Trump may be delusional about a lot of things, but he’s not delusional about this.
The last time he faced a crowded field of Republican contenders, in 2016, Trump frequently received less than half the Republican vote.
Trump lost the Iowa caucuses that year to Texas Senator Ted Cruz, and barely finished ahead of Florida Senator Marco Rubio.
Trump won the New Hampshire primary, but only with 35 percent of the vote.
Trump ran slightly worse in the South Carolina primary, where he won, but with only 32 percent of the vote.
In the Nevada caucuses, Trump won, but finished far short of 50 percent.
On Super Tuesday, Trump failed to win a majority of the GOP vote in all 11 primaries and caucuses. In fact, he didn’t win a majority in a major statewide contest until April 19, months after the voting had begun, when he carried his home state of New York. But even there, 41 percent of Republicans rejected the reality-TV star turned partisan interloper.
But none of those results slowed him down. Trump won most of the primaries and caucuses with around a third of the vote. He got the delegates he needed. And, ultimately, he claimed the nomination.
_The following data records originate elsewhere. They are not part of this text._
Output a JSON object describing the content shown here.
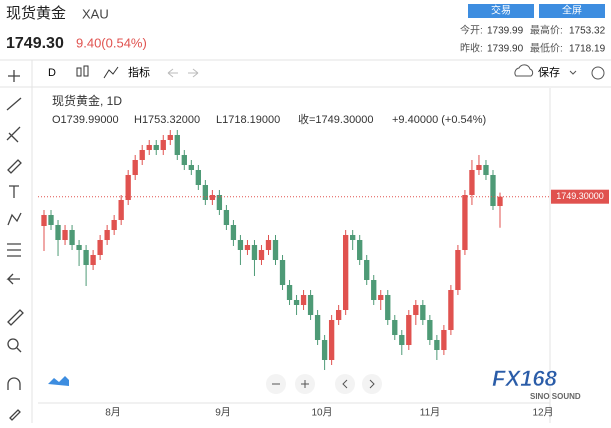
{
  "header": {
    "symbol": "现货黄金",
    "code": "XAU",
    "price": "1749.30",
    "change": "9.40(0.54%)",
    "buttons": [
      "交易",
      "全屏"
    ],
    "stats": [
      {
        "label": "今开:",
        "value": "1739.99"
      },
      {
        "label": "最高价:",
        "value": "1753.32"
      },
      {
        "label": "昨收:",
        "value": "1739.90"
      },
      {
        "label": "最低价:",
        "value": "1718.19"
      }
    ]
  },
  "toolbar": {
    "interval": "D",
    "indicators": "指标",
    "save": "保存"
  },
  "logo": {
    "name": "FX168",
    "sub": "SINO SOUND"
  },
  "chart_data": {
    "type": "candlestick",
    "legend_title": "现货黄金, 1D",
    "ohlc_text": [
      "O1739.99000",
      "H1753.32000",
      "L1718.19000",
      "收=1749.30000",
      "+9.40000 (+0.54%)"
    ],
    "up_color": "#e0524f",
    "down_color": "#4e9a76",
    "open": [
      1720,
      1731,
      1721,
      1706,
      1716,
      1701,
      1696,
      1681,
      1691,
      1706,
      1716,
      1726,
      1746,
      1771,
      1786,
      1796,
      1801,
      1796,
      1806,
      1811,
      1791,
      1781,
      1776,
      1761,
      1746,
      1751,
      1736,
      1721,
      1706,
      1696,
      1701,
      1686,
      1696,
      1706,
      1686,
      1661,
      1646,
      1641,
      1651,
      1631,
      1606,
      1586,
      1626,
      1636,
      1711,
      1706,
      1686,
      1666,
      1646,
      1651,
      1626,
      1611,
      1601,
      1631,
      1641,
      1626,
      1606,
      1596,
      1616,
      1656,
      1696,
      1751,
      1776,
      1781,
      1771,
      1739.99
    ],
    "high": [
      1736,
      1736,
      1726,
      1721,
      1721,
      1706,
      1701,
      1696,
      1711,
      1721,
      1731,
      1751,
      1776,
      1791,
      1801,
      1806,
      1806,
      1811,
      1816,
      1816,
      1796,
      1786,
      1781,
      1766,
      1756,
      1756,
      1741,
      1726,
      1711,
      1706,
      1706,
      1701,
      1711,
      1711,
      1691,
      1666,
      1651,
      1656,
      1656,
      1636,
      1611,
      1631,
      1641,
      1716,
      1716,
      1711,
      1691,
      1671,
      1656,
      1656,
      1631,
      1616,
      1636,
      1646,
      1646,
      1631,
      1611,
      1621,
      1661,
      1701,
      1756,
      1786,
      1791,
      1786,
      1776,
      1753.32
    ],
    "low": [
      1695,
      1716,
      1690,
      1701,
      1696,
      1680,
      1660,
      1676,
      1686,
      1701,
      1711,
      1721,
      1741,
      1766,
      1781,
      1791,
      1791,
      1791,
      1801,
      1786,
      1776,
      1771,
      1756,
      1741,
      1741,
      1731,
      1716,
      1700,
      1681,
      1691,
      1670,
      1681,
      1691,
      1681,
      1656,
      1641,
      1631,
      1636,
      1626,
      1601,
      1576,
      1581,
      1621,
      1631,
      1696,
      1681,
      1661,
      1641,
      1636,
      1621,
      1606,
      1591,
      1596,
      1621,
      1621,
      1601,
      1586,
      1591,
      1611,
      1651,
      1691,
      1741,
      1771,
      1766,
      1736,
      1718.19
    ],
    "close": [
      1731,
      1721,
      1706,
      1716,
      1701,
      1696,
      1681,
      1691,
      1706,
      1716,
      1726,
      1746,
      1771,
      1786,
      1796,
      1801,
      1796,
      1806,
      1811,
      1791,
      1781,
      1776,
      1761,
      1746,
      1751,
      1736,
      1721,
      1706,
      1696,
      1701,
      1686,
      1696,
      1706,
      1686,
      1661,
      1646,
      1641,
      1651,
      1631,
      1606,
      1586,
      1626,
      1636,
      1711,
      1706,
      1686,
      1666,
      1646,
      1651,
      1626,
      1611,
      1601,
      1631,
      1641,
      1626,
      1606,
      1596,
      1616,
      1656,
      1696,
      1751,
      1776,
      1781,
      1771,
      1740,
      1749.3
    ],
    "ylim": [
      1546,
      1856
    ],
    "price_line": {
      "value": 1749.3,
      "label": "1749.30000"
    },
    "x_labels": [
      "8月",
      "9月",
      "10月",
      "11月",
      "12月"
    ]
  }
}
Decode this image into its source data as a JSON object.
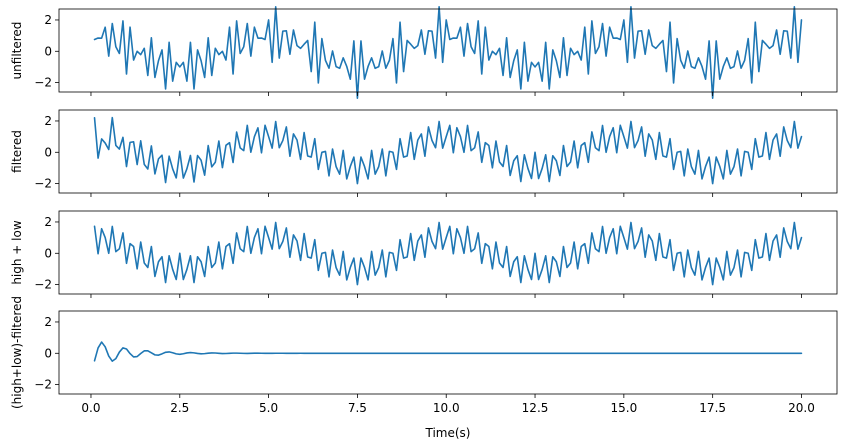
{
  "chart_data": {
    "type": "line",
    "xlabel": "Time(s)",
    "xlim": [
      -0.9,
      21.0
    ],
    "x_ticks": [
      0.0,
      2.5,
      5.0,
      7.5,
      10.0,
      12.5,
      15.0,
      17.5,
      20.0
    ],
    "x_tick_labels": [
      "0.0",
      "2.5",
      "5.0",
      "7.5",
      "10.0",
      "12.5",
      "15.0",
      "17.5",
      "20.0"
    ],
    "shared_x": true,
    "grid": false,
    "color": "#1f77b4",
    "x": {
      "start": 0.1,
      "end": 20.0,
      "step": 0.1
    },
    "panels": [
      {
        "ylabel": "unfiltered",
        "ylim": [
          -2.6,
          2.7
        ],
        "y_ticks": [
          -2,
          0,
          2
        ],
        "y_tick_labels": [
          "−2",
          "0",
          "2"
        ],
        "components": [
          {
            "kind": "sine",
            "amplitude": 1.0,
            "frequency_hz": 0.2,
            "phase_deg": 90
          },
          {
            "kind": "sine",
            "amplitude": 1.0,
            "frequency_hz": 3.7,
            "phase_deg": 0
          },
          {
            "kind": "sine",
            "amplitude": 1.0,
            "frequency_hz": 4.6,
            "phase_deg": 90
          }
        ]
      },
      {
        "ylabel": "filtered",
        "ylim": [
          -2.6,
          2.7
        ],
        "y_ticks": [
          -2,
          0,
          2
        ],
        "y_tick_labels": [
          "−2",
          "0",
          "2"
        ],
        "components": [
          {
            "kind": "sine",
            "amplitude": 1.0,
            "frequency_hz": 0.2,
            "phase_deg": 90
          },
          {
            "kind": "sine",
            "amplitude": 1.0,
            "frequency_hz": 3.7,
            "phase_deg": 0
          }
        ],
        "transient": {
          "amplitude": 0.9,
          "frequency_hz": 1.6,
          "decay_per_s": 1.1,
          "phase_deg": 90
        }
      },
      {
        "ylabel": "high + low",
        "ylim": [
          -2.6,
          2.7
        ],
        "y_ticks": [
          -2,
          0,
          2
        ],
        "y_tick_labels": [
          "−2",
          "0",
          "2"
        ],
        "components": [
          {
            "kind": "sine",
            "amplitude": 1.0,
            "frequency_hz": 0.2,
            "phase_deg": 90
          },
          {
            "kind": "sine",
            "amplitude": 1.0,
            "frequency_hz": 3.7,
            "phase_deg": 0
          }
        ]
      },
      {
        "ylabel": "(high+low)-filtered",
        "ylim": [
          -2.6,
          2.7
        ],
        "y_ticks": [
          -2,
          0,
          2
        ],
        "y_tick_labels": [
          "−2",
          "0",
          "2"
        ],
        "components": [],
        "transient": {
          "amplitude": 0.9,
          "frequency_hz": 1.6,
          "decay_per_s": 1.1,
          "phase_deg": 90
        },
        "negate_transient": true
      }
    ]
  }
}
Could that happen again? Journalist Carl Bernstein noted Tuesday night that a big field “helped Trump win in 2016.” And, while the media is currently fascinated by DeSantis, the governor of Florida will not be Trump’s only Republican rival in 2024. There will be a gaggle of them. And just as he did in 2016, Trump will attack them one-by-one, giving them demeaning nicknames—he’s already calling his Floridian foe “Ron De-Sanctimonious”—and reinforcing his grip on enough of the Republican electorate to be the dominant player in the contest.
“Everybody who wants to write Trump’s political obituary right now is doing so at their own peril,” said former US representative Joe Walsh, a Republican from Illinois, as he reflected on Trump’s announcement. “Donald Trump has a hold on 30-to-35 percent of Republican voters, and until that hold breaks, he’s the leader of that cult.”